Mundo irreal, mas possível, consiste em um conjunto de indivíduos dotados de propriedades, ações, cursos de eventos. Este curso de eventos não é real, mas possível, ele deve depender de comportamentos proposicionais de alguém que o afirma, nele acredita, com ele conta, deseja-o, prevê, Um mundo narrativo toma emprestado os próprios indivíduos e as suas propriedades do mundo “real” de referência (ECO, 2004, p.111).

Quanto à interdependência no tempo e no espaço, pode-se dizer que as histórias não determinam onde nem quando elas se desenrolarão; elas acontecem em tempo e lugares indiscriminados, longínquos, de onde se pode ir e voltar sem qualquer comprometimento. Isto permite que cada um dos ouvintes se identifique com ela, pois ao ouvir; “era uma vez”, o ouvinte se coloca como participante da trama, e as coisas que acontecem com o herói poderão acontecer, ou estar acontecendo com ele.

Os personagens, além de não terem nuances de personalidade e comportamento, raramente têm nomes: são os príncipes, os reis, as bruxas, a bela princesinha, a madrasta etc... Isto auxilia para que o símbolo que estes personagens encerram tenham os mesmo significados em diferentes histórias.

As histórias não exigem qualquer justificativa; os contos de fadas têm uma aura de fantasia que transporta para um mundo de imaginação onde tudo é possível, não necessitando de muita explicação.

Outra característica dos contos de fadas é o maniqueísmo no qual as pessoas ou são boas ou más, de uma forma simples e pura. Isto permite que as crianças compreendam melhor a história, pois cada personagem tem um comportamento esperado e lógico.

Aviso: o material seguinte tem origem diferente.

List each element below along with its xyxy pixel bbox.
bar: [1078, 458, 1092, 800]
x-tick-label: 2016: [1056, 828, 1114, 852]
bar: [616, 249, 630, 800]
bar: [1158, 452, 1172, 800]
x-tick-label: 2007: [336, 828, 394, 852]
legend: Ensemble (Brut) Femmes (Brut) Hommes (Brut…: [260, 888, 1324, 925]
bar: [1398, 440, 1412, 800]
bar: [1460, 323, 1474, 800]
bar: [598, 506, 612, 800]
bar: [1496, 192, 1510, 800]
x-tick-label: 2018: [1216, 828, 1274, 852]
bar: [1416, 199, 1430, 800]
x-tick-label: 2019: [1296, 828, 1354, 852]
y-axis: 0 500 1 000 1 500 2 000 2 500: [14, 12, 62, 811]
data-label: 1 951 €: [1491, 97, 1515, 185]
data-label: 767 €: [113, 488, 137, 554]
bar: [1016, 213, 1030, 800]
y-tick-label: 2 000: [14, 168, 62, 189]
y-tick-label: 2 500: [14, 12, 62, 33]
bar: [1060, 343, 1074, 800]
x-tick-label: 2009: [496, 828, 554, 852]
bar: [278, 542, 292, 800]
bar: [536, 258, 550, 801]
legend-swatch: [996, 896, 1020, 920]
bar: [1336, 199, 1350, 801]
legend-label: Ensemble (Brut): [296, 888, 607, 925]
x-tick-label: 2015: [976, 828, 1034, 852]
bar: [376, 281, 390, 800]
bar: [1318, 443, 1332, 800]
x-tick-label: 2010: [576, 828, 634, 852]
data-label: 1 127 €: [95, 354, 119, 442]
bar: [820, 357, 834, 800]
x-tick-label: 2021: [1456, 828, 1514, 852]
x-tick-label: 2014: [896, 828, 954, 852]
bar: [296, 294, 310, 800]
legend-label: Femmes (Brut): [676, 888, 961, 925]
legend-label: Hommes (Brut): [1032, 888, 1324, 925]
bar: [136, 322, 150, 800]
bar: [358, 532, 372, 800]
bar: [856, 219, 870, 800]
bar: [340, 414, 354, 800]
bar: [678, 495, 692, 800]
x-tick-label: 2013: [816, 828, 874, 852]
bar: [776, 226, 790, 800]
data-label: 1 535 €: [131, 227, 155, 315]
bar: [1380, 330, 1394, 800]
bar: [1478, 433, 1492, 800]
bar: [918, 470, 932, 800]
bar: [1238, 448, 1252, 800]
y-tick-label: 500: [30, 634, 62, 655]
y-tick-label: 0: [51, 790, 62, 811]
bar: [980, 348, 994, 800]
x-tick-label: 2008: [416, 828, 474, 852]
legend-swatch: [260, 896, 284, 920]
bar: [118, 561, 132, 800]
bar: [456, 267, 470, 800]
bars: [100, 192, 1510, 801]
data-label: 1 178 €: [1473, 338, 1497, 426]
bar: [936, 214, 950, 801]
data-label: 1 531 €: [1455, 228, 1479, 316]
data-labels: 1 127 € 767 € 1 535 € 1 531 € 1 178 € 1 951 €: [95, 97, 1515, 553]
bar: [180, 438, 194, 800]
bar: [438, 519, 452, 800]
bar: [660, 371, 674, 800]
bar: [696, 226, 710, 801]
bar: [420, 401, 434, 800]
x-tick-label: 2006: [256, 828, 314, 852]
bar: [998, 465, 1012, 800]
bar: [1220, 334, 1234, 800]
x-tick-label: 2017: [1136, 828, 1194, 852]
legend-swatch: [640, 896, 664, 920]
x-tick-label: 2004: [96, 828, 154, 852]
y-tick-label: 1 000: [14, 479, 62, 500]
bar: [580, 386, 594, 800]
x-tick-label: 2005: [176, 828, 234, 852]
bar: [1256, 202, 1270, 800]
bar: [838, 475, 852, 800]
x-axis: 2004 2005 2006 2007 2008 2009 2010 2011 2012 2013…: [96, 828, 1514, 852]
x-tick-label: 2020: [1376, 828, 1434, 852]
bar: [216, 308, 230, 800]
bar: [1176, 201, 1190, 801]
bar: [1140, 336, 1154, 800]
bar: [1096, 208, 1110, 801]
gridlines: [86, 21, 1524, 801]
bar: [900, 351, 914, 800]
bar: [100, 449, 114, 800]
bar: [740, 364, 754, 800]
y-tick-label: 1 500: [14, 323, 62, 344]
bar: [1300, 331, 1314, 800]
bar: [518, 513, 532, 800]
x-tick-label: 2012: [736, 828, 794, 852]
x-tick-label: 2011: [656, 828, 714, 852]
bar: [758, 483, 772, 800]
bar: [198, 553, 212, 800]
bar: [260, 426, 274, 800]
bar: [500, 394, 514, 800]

É característico dos contos de fadas colocar um dilema existencial de forma breve e categórica, isto permite à criança apreender o problema em sua forma mais essencial, onde uma trama mais complexa confundiria o assunto para ela. O conto de fadas simplifica todas as situações. Suas figuras são

esboçadas claramente e, detalhes, a menos que muito importantes, são eliminados. Todos os personagens são mais típicos do que únicos (BETTELHEIM, 2007, p. 6).

Os predicados humanos que os personagens apresentam são sempre básicos e, portanto, de fácil compreensão. O maniqueísmo aparece como um fator que permite que essa compreensão aconteça. Os personagens são bons ou ruins, egoístas ou generosos, falsos ou leais sem muita necessidade de explicações.

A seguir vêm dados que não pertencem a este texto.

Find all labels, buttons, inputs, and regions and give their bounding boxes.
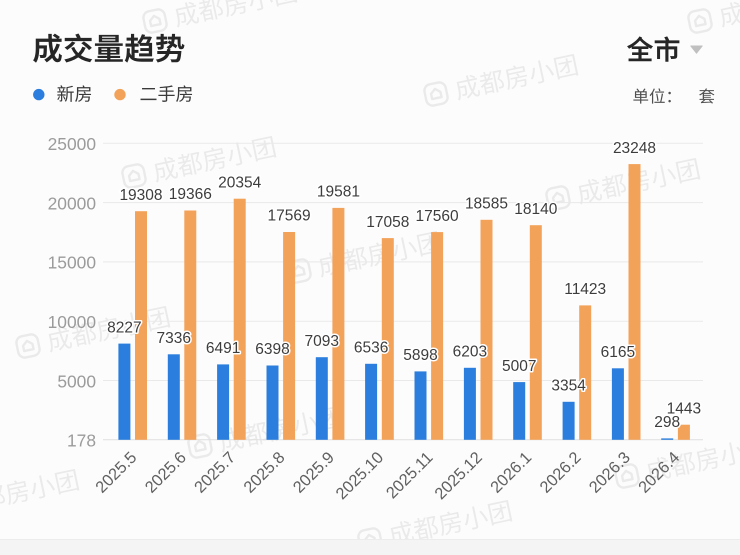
svg-text:5898: 5898	[403, 347, 437, 364]
svg-text:19308: 19308	[119, 187, 162, 204]
svg-text:5007: 5007	[502, 358, 536, 375]
svg-text:1443: 1443	[667, 400, 701, 417]
svg-text:178: 178	[67, 431, 96, 451]
svg-text:3354: 3354	[551, 378, 586, 395]
svg-text:20354: 20354	[218, 174, 261, 191]
svg-text:6203: 6203	[453, 344, 487, 361]
svg-text:7093: 7093	[305, 333, 339, 350]
svg-text:20000: 20000	[48, 193, 96, 213]
svg-text:6398: 6398	[255, 341, 289, 358]
svg-text:18140: 18140	[514, 201, 557, 218]
svg-text:7336: 7336	[157, 330, 191, 347]
svg-text:6491: 6491	[206, 340, 240, 357]
svg-text:17569: 17569	[268, 208, 311, 225]
svg-text:19581: 19581	[317, 184, 360, 201]
svg-text:8227: 8227	[107, 319, 141, 336]
svg-text:5000: 5000	[57, 371, 96, 391]
svg-text:19366: 19366	[169, 186, 212, 203]
svg-text:6536: 6536	[354, 340, 388, 357]
svg-text:25000: 25000	[48, 134, 96, 154]
svg-text:15000: 15000	[48, 253, 96, 273]
svg-text:10000: 10000	[48, 312, 96, 332]
svg-text:11423: 11423	[564, 281, 606, 298]
svg-text:18585: 18585	[465, 196, 508, 213]
svg-text:6165: 6165	[601, 344, 635, 361]
svg-text:17058: 17058	[366, 214, 409, 231]
svg-text:23248: 23248	[613, 140, 656, 157]
svg-text:17560: 17560	[416, 208, 459, 225]
svg-text:298: 298	[654, 414, 680, 431]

Não existem "meias-palavras", textos com “entrelinhas” ou situações que irão expor o verdadeiro caráter de uma pessoa. Desde o começo da história, cada um se apresenta da mesma maneira que ele é realmente e da forma como isto influenciará o desenrolar da trama. O que possibilita a compreensão, mesmo para crianças muito pequenas, de três ou quatro anos.